2. El poder ser regenerado por ministerio de voluntad ajena, cuando es ofrecido un bautizando, es obra del único Espíritu. Este es quien regenera al ofrecido, porque no está escrito: «Si alguien no naciere de la voluntad de los padres o de los oferentes o ministros», sino: Si alguien no naciere del agua y del Espíritu Santo2. Son, pues, el agua, que representa exteriormente el sacramento de la gracia, y el Espíritu, que obra interiormente el beneficio de la gracia, los que desatan el vínculo de la culpa y reconcilian el bien de la naturaleza con Dios. Estos son los que regeneran en un Cristo al hombre nacido de un Adán. Es, pues, común el Espíritu que regenera, obrando tanto en los adultos oferentes como en el párvulo ofrecido y renacido. Por esta sociedad de uno y mismo Espíritu es por lo que aprovecha la voluntad de los oferentes al párvulo ofrecido. En cambio, cuando los adultos pecan contra el párvulo ofreciéndole y tratando de ligarle con un sacrílego vínculo a los demonios, el alma de unos y otro no es común, para que puedan tener una culpa común. No se comunica la culpa por voluntad de otro, como se comunica la gracia por la unidad del Espíritu Santo. Puede el mismo Espíritu Santo estar en este y en aquel hombre, aunque mutuamente ignoren ambos por quién tienen una gracia común. Pero, en cambio, no puede el espíritu del hombre ser de este y de aquel hombre, para que pueda ser la culpa común cuando éste no peca y aquél sí. Por eso puede el párvulo, una vez engendrado por los padres en la carne, ser engendrado por el Espíritu de Dios, de modo que la ligadura contraída se desate por ellos. Pero, en cambio, nadie, una vez engendrado en el Espíritu de Dios, puede ser regenerado en la carne por los padres, de modo que la ligadura desatada se contraiga de nuevo. Por eso el párvulo no pierde la gracia de Cristo que una vez recibió, a no ser que se vuelva malo por su propia culpa una vez crecido en edad. Porque entonces comenzará a tener pecados propios, que ya no se borrarán por la regeneración, sino que deberán ser sanados por una curación personal.

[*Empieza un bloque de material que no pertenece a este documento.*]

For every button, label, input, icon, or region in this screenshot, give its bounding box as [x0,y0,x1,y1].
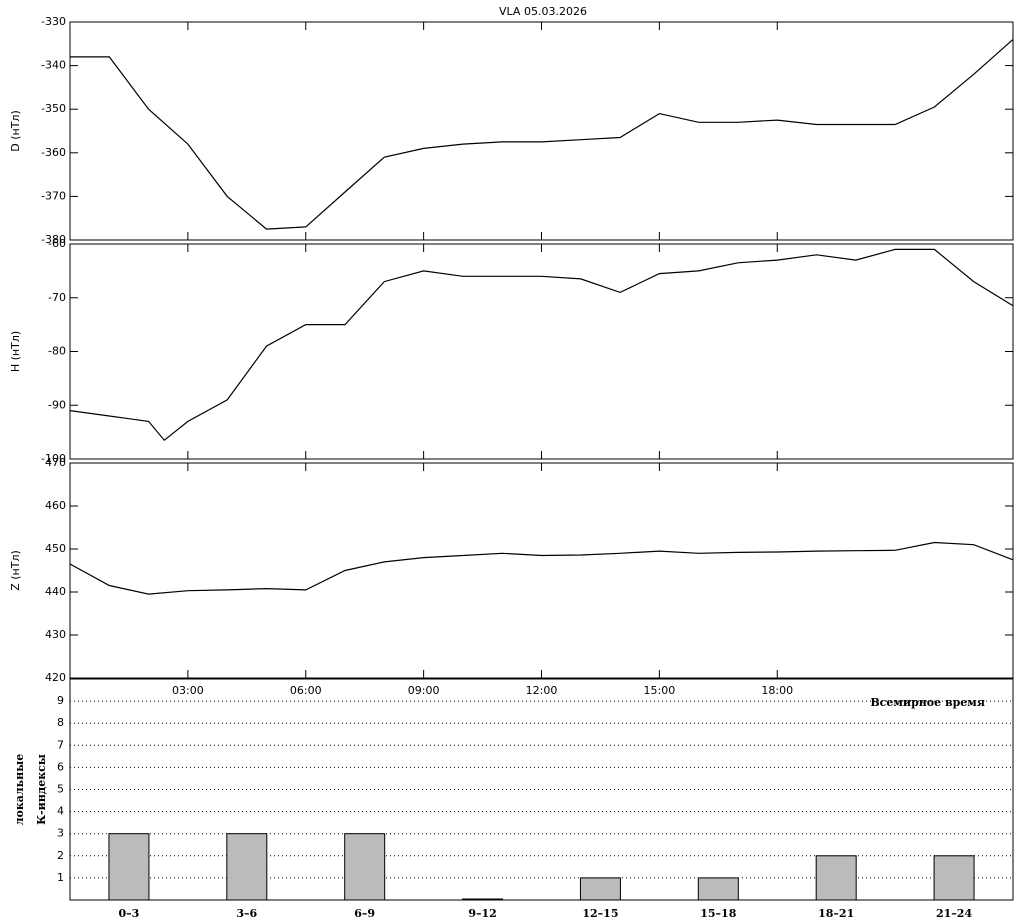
y-tick-label: 1 [57,871,64,884]
y-tick-label: -330 [41,15,66,28]
y-axis-label: локальные [13,754,26,825]
x-tick-label: 21–24 [936,907,972,920]
y-tick-label: 6 [57,760,64,773]
x-tick-label: 6–9 [354,907,375,920]
y-tick-label: -60 [48,237,66,250]
y-axis-label: D (нТл) [9,110,22,152]
y-tick-label: -360 [41,146,66,159]
y-axis-label: К-индексы [35,754,48,825]
bar [579,877,621,901]
y-tick-label: 8 [57,716,64,729]
bar [226,833,268,901]
y-tick-label: -100 [41,452,66,465]
x-tick-label: 09:00 [408,684,440,697]
bar [344,833,386,901]
y-axis-label: Z (нТл) [9,550,22,591]
data-line [69,541,1014,595]
y-tick-label: 460 [45,499,66,512]
x-tick-label: 15:00 [644,684,676,697]
y-tick-label: -80 [48,345,66,358]
y-tick-label: 420 [45,671,66,684]
y-tick-label: 7 [57,738,64,751]
bar [933,855,975,901]
x-tick-label: 12:00 [526,684,558,697]
panel-frame [69,21,1014,241]
y-tick-label: -90 [48,398,66,411]
data-line [69,248,1014,442]
x-tick-label: 0–3 [119,907,140,920]
bar [108,833,150,901]
panel-frame [69,462,1014,679]
x-tick-label: 3–6 [236,907,257,920]
y-tick-label: -70 [48,291,66,304]
y-axis-label: H (нТл) [9,331,22,372]
y-tick-label: -370 [41,189,66,202]
bar [815,855,857,901]
chart-title: VLA 05.03.2026 [499,5,587,18]
y-tick-label: 3 [57,827,64,840]
y-tick-label: 470 [45,456,66,469]
y-tick-label: -380 [41,233,66,246]
y-tick-label: 5 [57,783,64,796]
x-tick-label: 12–15 [582,907,618,920]
y-tick-label: 430 [45,628,66,641]
data-line [70,38,1014,230]
x-axis-label: Всемирное время [870,696,985,709]
bar [462,898,504,901]
x-tick-label: 9–12 [468,907,496,920]
y-tick-label: 450 [45,542,66,555]
x-tick-label: 15–18 [700,907,736,920]
y-tick-label: 9 [57,694,64,707]
x-tick-label: 18:00 [761,684,793,697]
y-tick-label: 440 [45,585,66,598]
x-tick-label: 18–21 [818,907,854,920]
x-tick-label: 06:00 [290,684,322,697]
bar [697,877,739,901]
y-tick-label: -340 [41,59,66,72]
y-tick-label: 4 [57,805,64,818]
y-tick-label: 2 [57,849,64,862]
panel-frame [69,678,1014,901]
y-tick-label: -350 [41,102,66,115]
x-tick-label: 03:00 [172,684,204,697]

3. Con todo, a los padres o cualesquiera adultos que tratan de ligar a los niños bautizados con sacrilegios a los demonios, se les llama con razón homicidas, porque, en cuanto depende de ellos, son criminales aun cuando el crimen no se verifique en los párvulos. Cuando se les prohíbe a los padres ese crimen, se les dice, y con razón: No matéis a vuestros hijos. En el mismo sentido dice al Apóstol: No queráis extinguir el Espíritu3, no porque pueda extinguirse el Espíritu, sino porque, por su parte, extinguen el Espíritu aquellos que tratan de extinguirlo con su modo de obrar. En el mismo sentido puede interpretarse perfectamente lo que escribió el beatísimo Cipriano en la carta sobre los apóstatas cuando arguye a los que en tiempo de la persecución habían sacrificado a los ídolos: «Y para que nada faltase para colmo del crimen, los infantes eran presentados y llevados por sus padres en brazos, y así perdieron en la infancia lo que habían alcanzado desde su nacimiento». Quiere decir que lo perdieron en lo que toca al crimen de sus padres, pues éstos querían obligar a sus niños a perderlo. Lo perdieron en la mente y voluntad de sus padres, que perpetraron en ellos tan gran crimen. Porque, si los niños en sí mismos lo hubiesen perdido, hubiesen permanecido dignos de eterna condenación por sentencia divina, sin posibilidad de defensa. Si fuera esto lo que hubiese querido decir San Cipriano, no hubiese añadido a continuación la defensa de los niños, diciendo: «Cuando llegue el día del juicio, esos niños dirán: Nosotros nada hicimos. No abandonamos la comida y bebida del Señor para lanzarnos espontáneamente a los contagios profanos. A nosotros nos perdió la perfidia ajena. Nuestros padres nos fueron parricidas. Ellos nos hicieron negar a Dios, nuestro Padre, y a la Iglesia, nuestra Madre. De este modo, pequeños, desvalidos e ignorantes de tan feo crimen como éramos, fuimos llevados por otros a la participación del crimen, fuimos cogidos en un fraude ajeno». No añadiría San Cipriano esa defensa si no creyese que es justísima y que habrá de valerles a los niños en el juicio de Dios. Porque, si se dice con verdad: «Nosotros nada hicimos» (lo que es tanto como decir: El alma que pecare, ella morirá4, no perecerán bajo la justa sentencia del Señor esos niños a quienes sus padres con su crimen perdieron en lo que de esos padres dependía.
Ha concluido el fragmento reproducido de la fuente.